ダイバーシティはコストですか、投資ですか?『ISO通信』第82号
「ダイバーシティとかエクイティ&インクルージョンとか言うけど、結局、日本人はインクルージョンしてもらえないと思うよ。英語が流ちょうなら別だけど」
「いや、これからはAI翻訳でかなりいけるんじゃない」
飲み会の席で、そんな会話がありました。
ダイバーシティはダイバーシティ&インクルージョンに進化し、さらにはダイバーシティ・エクイティ&インクルージョンに深化しています。
ダイバーシティは多様性を受け入れること
ダイバーシティ&インクルージョンは、多様性を受け入れ仲間として認めること
ダイバーシティ・エクイティ&インクルージョンは、仲間として認めた人に公平な機会を用意すること
私はそんな風に理解しています。
ダイバーシティ・エクイティ&インクルージョン(DE&I)におけるエクイティ(公平性)を説明するときの例として、ハサミの話を読んだことがあります。
10人の人がいて右利きが9人、左利きが1人という状況のとき、右利き用のハサミを10個用意したのでは公平とは言えません。左利き用のハサミも用意している組織はDE&Iを理解していることになります。
さて、世界各国から10人の人が集まっていて、英語ができる人が9人、できない人が1人という状況のとき、DE&Iを理解している組織は英語のできない人のためにどのような対応ができるでしょうか。

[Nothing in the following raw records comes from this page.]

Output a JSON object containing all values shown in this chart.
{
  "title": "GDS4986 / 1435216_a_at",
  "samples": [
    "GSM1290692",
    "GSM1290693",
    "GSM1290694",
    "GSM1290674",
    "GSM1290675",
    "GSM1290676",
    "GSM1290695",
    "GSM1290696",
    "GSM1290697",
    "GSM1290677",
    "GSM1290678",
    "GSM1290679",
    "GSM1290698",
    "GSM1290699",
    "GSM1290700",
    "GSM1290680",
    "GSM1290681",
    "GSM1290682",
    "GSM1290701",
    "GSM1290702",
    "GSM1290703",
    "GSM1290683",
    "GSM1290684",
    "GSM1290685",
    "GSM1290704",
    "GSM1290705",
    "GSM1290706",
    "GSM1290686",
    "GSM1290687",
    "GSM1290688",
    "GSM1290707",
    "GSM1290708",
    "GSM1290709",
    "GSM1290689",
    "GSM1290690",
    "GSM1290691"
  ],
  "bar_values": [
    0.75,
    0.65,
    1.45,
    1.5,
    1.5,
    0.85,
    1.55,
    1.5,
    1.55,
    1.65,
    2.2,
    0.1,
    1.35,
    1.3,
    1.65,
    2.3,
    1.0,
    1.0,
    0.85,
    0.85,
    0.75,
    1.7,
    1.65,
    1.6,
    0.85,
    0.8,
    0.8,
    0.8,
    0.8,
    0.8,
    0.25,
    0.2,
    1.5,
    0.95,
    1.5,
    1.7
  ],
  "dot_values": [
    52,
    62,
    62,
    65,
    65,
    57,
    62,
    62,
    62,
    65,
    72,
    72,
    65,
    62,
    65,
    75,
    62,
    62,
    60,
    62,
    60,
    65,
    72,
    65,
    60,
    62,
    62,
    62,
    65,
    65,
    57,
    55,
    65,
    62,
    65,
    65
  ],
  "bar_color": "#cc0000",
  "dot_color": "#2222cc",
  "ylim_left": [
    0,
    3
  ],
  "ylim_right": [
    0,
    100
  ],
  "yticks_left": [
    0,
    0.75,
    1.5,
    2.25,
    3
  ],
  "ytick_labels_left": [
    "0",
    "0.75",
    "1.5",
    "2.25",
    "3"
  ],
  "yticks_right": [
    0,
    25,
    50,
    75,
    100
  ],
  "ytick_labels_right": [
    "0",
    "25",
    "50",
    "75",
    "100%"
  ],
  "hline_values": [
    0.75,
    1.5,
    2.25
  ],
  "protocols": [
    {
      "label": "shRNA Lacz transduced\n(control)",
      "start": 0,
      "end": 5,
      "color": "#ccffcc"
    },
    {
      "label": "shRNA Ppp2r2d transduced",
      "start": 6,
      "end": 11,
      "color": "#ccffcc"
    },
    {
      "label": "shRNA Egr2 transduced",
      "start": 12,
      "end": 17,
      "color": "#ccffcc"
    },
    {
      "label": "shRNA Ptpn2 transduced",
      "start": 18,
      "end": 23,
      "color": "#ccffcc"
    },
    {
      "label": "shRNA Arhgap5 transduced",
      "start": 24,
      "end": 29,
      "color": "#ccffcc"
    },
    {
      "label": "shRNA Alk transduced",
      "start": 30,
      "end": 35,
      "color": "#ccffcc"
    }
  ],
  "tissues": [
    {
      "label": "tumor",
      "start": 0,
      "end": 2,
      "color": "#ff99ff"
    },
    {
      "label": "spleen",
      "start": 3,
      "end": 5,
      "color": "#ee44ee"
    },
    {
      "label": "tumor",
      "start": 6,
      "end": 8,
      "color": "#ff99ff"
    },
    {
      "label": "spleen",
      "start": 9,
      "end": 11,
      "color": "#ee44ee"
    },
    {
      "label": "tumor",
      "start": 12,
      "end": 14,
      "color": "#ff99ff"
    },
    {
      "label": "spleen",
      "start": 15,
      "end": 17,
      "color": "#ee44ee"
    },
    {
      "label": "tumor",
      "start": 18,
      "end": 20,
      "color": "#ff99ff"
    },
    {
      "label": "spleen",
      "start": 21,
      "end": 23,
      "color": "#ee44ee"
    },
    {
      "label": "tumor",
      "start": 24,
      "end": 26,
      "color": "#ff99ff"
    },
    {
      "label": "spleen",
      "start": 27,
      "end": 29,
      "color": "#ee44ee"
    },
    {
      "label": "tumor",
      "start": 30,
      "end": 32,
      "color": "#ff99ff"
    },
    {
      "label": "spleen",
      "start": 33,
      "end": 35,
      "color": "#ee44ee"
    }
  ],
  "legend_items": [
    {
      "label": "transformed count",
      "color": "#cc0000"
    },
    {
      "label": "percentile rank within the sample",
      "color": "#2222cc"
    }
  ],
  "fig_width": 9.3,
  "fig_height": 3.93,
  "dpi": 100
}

通訳をつけることは解決策の一つですが、それを「公平」と思う人もいれば「優遇」と感じる人もいるでしょう。
飲み会の席で「結局、日本人はインクルージョンしてもらえないと思うよ」と言った友人は、通訳なしで会話ができないと仲間として認めてもらえないと主張しました。そして「AI翻訳でかなりいけるんじゃない」と言った友人は「スマホに向かって話かけるとイヤホンから聞こえるのは母国語というシステムがあれば、英語ができなくても大丈夫」と続けました。
「すると全員がそのシステムを使う必要があるよね。会議の時間はやってくれるかもしれないけど、ちょっとした雑談やパーティーの席では使わないよ」
飲み会の再現はこの辺にしておきますが、さらに進んだ翻訳システムが普及するのは意外と近い将来かもしれません。
DE&Iを推進するためには、たくさんの準備をしておく必要があります。
・左利き用のハサミを用意する。
・工場の女性用のトイレを増やす。
・車いすで移動しやすいオフィス環境を整備する。
・いろいろな宗教に配慮した食事を準備する。
他にもいろいろあると思いますが、多様な人たちに公平な機会を用意することは、コストの増加につながりそうです。しかし「それはコストではなく人への投資」と考えることができた組織に優秀な人があつまり、大きな利益につながる時代になるのでしょう。